Bia esqueceu a porta aberta. Leo espiou, mas não entrou, por
cautela e respeito. O combinado tinha limites: a sala ampla e impessoal,
durante o dia. Nada de noites, nada de acalantos, nada de horas mais que o
necessário para o objetivo comum.
Mesmo sem adentrar efetivamente aos aposentos de Bia, os
perfumes dela invadiam a sala opaca, suas vozes em cantoria, seus verbos em
poesia, a qualquer hora. A cada minuto que passava, a cada encontro, mais Leo a
conhecia. Quanto mais a conhecia, mais distraído ficava ao seu lado, e mais
transparente se tornava, mostrando seus terríveis pensamentos e seus doces e
humanos sentimentos.
No segundo dia do mês último, num encontro banal, suas
carnes se sugaram. Talvez fosse o álcool, talvez fossem as vontades, talvez as
saudades, mas algo existia ali que dava a Leo uma nunca antes vista tenacidade.
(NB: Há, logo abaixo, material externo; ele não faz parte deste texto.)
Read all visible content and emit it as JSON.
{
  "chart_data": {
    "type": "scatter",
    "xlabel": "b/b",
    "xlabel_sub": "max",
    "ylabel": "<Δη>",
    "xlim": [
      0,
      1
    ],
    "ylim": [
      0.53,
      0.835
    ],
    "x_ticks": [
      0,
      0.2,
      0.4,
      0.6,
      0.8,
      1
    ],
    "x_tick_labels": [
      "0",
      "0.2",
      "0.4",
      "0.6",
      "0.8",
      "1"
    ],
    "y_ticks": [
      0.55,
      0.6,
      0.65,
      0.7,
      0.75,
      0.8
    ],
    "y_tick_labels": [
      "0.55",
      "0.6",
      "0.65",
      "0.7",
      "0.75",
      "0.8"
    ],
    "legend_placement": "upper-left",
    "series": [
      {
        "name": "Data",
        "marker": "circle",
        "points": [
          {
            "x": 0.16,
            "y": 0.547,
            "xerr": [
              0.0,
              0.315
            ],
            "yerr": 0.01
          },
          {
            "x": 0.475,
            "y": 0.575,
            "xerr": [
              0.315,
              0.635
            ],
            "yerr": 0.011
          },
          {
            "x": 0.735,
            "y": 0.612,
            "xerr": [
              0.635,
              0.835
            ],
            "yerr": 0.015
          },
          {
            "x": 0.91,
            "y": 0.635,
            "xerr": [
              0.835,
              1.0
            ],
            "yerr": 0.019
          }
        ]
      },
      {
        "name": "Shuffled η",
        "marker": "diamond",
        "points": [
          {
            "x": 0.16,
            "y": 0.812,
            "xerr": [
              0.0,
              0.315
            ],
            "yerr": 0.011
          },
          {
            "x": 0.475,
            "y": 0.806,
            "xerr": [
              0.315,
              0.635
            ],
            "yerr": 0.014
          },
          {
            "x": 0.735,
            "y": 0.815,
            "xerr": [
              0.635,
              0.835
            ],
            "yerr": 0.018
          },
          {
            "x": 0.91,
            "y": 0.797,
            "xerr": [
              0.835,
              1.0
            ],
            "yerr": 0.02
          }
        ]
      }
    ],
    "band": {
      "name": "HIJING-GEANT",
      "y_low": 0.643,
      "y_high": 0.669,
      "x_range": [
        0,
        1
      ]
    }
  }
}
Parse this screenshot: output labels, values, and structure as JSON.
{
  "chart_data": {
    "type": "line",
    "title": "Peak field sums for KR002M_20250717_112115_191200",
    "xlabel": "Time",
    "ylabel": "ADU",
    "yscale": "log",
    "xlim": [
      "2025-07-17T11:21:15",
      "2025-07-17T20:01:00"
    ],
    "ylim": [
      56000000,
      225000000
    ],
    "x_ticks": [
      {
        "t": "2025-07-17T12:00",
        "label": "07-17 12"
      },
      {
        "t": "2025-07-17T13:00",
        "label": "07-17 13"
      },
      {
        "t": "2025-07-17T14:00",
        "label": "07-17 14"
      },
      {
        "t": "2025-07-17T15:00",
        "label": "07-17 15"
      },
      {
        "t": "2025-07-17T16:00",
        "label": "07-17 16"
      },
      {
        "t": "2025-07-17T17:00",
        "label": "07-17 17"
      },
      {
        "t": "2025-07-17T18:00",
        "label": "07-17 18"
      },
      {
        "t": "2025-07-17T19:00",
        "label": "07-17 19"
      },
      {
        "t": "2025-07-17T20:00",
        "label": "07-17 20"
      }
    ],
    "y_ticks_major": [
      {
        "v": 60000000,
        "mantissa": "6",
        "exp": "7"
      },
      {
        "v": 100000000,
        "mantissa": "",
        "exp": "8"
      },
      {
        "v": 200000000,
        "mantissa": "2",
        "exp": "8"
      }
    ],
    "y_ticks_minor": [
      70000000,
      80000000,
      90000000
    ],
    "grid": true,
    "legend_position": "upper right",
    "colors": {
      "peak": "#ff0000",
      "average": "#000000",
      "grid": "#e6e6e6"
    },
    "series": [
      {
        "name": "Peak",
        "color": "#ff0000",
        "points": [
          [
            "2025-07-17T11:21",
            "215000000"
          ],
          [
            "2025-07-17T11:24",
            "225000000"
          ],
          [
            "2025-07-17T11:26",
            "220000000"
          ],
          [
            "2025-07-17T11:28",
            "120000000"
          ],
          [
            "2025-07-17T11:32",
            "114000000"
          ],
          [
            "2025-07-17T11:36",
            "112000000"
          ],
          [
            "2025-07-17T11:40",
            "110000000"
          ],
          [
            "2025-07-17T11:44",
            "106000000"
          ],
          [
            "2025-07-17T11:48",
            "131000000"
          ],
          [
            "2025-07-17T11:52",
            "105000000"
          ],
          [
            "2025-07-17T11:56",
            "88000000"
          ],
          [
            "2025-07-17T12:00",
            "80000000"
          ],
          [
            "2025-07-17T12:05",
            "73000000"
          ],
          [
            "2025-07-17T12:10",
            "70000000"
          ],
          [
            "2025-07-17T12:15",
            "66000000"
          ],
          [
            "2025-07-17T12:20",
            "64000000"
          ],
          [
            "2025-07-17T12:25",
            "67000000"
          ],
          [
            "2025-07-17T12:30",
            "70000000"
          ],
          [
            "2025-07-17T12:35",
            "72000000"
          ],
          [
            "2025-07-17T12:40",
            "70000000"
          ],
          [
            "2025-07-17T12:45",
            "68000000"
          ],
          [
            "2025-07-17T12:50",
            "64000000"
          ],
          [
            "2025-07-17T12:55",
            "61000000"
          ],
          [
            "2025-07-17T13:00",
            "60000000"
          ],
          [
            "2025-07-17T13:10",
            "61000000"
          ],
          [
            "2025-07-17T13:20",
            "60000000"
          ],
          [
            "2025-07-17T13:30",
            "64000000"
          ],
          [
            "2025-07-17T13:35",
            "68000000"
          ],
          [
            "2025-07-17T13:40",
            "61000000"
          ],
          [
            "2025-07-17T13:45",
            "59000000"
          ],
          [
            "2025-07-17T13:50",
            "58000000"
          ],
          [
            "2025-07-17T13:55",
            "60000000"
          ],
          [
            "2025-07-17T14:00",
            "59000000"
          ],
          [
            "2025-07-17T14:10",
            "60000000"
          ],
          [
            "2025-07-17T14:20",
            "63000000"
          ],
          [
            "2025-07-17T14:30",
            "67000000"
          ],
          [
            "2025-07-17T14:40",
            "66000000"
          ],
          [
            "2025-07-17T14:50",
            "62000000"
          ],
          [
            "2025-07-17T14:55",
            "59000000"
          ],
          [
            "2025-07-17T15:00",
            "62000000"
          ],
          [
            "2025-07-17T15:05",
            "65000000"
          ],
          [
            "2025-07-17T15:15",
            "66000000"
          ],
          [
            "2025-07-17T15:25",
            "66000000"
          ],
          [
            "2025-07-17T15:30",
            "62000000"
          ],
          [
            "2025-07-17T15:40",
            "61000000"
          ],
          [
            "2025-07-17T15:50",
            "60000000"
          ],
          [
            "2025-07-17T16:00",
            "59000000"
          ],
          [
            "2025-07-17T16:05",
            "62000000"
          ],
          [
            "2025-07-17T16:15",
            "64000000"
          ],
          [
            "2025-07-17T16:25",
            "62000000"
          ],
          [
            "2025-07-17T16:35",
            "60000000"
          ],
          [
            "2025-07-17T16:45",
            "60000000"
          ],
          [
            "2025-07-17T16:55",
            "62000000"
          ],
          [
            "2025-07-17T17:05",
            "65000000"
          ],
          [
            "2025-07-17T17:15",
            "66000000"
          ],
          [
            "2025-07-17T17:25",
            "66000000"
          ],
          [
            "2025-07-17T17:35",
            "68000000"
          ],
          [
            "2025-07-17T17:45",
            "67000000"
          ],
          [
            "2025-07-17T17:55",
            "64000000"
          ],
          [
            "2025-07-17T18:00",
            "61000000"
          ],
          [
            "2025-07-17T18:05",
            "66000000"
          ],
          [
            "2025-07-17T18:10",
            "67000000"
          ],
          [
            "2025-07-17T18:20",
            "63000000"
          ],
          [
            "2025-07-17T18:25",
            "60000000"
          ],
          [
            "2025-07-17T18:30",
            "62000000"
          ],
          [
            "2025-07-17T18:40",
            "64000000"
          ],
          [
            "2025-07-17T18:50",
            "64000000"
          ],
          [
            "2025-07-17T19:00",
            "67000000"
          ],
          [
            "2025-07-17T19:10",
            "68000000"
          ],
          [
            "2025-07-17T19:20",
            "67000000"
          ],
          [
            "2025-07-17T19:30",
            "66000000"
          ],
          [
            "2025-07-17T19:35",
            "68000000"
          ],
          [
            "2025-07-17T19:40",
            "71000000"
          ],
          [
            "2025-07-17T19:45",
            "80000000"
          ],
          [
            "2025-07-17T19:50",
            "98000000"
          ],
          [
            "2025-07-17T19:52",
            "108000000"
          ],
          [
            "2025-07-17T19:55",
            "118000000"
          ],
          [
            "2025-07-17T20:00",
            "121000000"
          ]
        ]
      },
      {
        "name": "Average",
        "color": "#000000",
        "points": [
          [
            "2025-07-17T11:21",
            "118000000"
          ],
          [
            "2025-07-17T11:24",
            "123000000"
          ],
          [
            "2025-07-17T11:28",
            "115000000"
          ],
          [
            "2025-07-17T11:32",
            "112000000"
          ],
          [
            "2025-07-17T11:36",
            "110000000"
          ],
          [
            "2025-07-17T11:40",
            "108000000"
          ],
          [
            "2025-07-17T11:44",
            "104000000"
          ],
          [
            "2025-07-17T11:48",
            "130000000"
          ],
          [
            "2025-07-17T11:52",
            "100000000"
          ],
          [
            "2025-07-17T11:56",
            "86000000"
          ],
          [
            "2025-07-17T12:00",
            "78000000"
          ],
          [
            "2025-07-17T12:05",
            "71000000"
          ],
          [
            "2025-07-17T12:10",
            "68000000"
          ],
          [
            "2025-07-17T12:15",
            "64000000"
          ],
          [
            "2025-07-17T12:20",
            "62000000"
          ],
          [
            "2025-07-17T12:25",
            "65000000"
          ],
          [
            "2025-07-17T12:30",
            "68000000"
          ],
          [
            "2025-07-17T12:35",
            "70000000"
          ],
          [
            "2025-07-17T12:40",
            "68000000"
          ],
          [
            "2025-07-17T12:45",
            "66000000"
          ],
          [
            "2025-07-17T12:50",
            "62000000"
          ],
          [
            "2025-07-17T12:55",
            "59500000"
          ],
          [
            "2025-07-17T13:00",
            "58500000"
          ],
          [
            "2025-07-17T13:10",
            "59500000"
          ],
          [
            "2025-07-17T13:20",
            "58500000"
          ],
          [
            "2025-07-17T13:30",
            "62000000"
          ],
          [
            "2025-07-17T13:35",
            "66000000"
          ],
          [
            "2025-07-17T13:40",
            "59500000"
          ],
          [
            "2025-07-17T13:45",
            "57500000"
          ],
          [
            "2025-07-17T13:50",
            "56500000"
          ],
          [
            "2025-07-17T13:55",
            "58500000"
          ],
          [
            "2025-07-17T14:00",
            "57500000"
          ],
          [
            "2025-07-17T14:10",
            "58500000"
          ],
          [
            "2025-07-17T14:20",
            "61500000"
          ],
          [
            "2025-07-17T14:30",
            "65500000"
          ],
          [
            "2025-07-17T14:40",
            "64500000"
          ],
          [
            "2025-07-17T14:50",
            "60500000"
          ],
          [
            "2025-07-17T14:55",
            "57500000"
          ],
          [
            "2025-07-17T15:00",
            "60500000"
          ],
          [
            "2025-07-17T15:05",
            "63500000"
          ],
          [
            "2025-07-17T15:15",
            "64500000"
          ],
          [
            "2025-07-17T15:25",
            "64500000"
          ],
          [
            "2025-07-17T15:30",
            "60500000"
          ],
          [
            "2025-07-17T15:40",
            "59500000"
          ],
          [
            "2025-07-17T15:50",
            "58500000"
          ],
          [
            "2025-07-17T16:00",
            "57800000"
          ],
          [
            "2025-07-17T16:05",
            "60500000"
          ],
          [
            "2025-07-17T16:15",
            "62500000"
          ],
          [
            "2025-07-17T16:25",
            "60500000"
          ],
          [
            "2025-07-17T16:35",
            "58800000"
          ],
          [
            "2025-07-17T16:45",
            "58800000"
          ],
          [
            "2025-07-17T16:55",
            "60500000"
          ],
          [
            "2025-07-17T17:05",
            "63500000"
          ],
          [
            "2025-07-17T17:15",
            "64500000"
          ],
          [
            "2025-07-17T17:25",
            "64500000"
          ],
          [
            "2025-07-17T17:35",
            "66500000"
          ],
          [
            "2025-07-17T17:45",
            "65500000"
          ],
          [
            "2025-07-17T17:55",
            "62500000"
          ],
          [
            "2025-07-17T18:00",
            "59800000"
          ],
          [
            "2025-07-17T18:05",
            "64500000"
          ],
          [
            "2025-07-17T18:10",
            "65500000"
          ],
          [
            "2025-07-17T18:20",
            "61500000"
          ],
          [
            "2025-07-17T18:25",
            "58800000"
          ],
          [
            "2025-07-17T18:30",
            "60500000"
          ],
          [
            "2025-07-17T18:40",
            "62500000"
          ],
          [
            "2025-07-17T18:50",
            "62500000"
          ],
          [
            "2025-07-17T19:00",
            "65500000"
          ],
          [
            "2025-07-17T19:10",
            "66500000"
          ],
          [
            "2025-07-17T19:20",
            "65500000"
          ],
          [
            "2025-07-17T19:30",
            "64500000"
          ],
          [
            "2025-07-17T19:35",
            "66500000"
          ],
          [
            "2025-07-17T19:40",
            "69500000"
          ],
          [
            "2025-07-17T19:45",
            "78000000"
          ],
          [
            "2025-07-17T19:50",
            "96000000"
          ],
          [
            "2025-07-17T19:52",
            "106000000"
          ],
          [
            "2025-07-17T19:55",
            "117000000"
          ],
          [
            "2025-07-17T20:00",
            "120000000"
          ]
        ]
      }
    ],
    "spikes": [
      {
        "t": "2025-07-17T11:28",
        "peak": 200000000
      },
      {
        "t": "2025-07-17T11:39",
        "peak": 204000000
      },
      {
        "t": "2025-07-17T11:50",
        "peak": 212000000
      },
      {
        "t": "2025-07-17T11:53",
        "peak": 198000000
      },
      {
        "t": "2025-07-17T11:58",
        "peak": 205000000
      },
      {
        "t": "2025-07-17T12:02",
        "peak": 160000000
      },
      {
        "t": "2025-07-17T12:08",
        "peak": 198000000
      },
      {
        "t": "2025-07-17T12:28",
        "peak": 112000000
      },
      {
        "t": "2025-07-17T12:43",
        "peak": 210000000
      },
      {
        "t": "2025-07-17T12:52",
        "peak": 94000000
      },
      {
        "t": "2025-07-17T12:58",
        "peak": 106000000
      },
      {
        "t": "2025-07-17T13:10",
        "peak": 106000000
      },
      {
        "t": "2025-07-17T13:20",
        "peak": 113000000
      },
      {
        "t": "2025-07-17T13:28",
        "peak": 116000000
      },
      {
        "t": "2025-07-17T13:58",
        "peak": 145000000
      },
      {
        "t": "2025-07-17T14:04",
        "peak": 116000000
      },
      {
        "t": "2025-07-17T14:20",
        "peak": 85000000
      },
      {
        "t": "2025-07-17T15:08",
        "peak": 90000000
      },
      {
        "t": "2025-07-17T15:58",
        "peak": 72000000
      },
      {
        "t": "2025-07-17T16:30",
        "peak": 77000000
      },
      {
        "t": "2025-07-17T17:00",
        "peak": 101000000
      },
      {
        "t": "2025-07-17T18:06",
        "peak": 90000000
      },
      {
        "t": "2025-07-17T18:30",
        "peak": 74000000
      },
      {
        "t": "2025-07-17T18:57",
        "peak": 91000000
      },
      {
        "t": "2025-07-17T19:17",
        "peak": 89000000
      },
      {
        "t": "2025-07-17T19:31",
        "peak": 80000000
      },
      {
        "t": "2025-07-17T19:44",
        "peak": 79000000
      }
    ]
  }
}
Naquele dia único, Bia enxergou uma realidade paralela que, mais tarde,
a confundiu. Estava encantada com o que vira, com aquele homem
inteiro, maciço. Estavam naqueles olhos não só a carne, mas também a pele, a
saliva, a alma, a mente, os arrepios do corpo, a palpitação do coração, o suor
dos poros, o calor do sangue. Tudo, pela primeira vez desfragmentado, unido,
denso. Era impossível não amar.
Os dias foram se passando e no último dia do mês último, um
novo encontro. Dessa vez, um mero encontro carnal. Leo se fragmentara
novamente.
Bia se perguntava se conseguira se despedir do outro, do inteiro, mas já
duvidava se um dia, o outro de fato existiu pra ela. Teria sido mais uma visão
pela fresta que ele deixara, por descuido, aparecer ou teria sido apenas uma
miragem?
A resposta é o que existe hoje. Hoje, existe um Leo fragmentado,
partido em pedaços invisíveis a olhos pouco treinados, daqueles que não
enxergam os brilhos nos olhares nem os cheiros exalados nos diferentes momentos
da auto-doação.
Bia recolheu seus pensamentos e encolheu seu corpo. Densificou-se a tal ponto que, como um buraco negro, atraiu para si todas as partículas de si mesma que estavam espalhadas. Estava
em lugar inseguro, com gente perigosa. Silenciou-se, como ensinou Leo, e o
deixou passar com seus pedaços.
nada é. tudo está. existir é transmutar.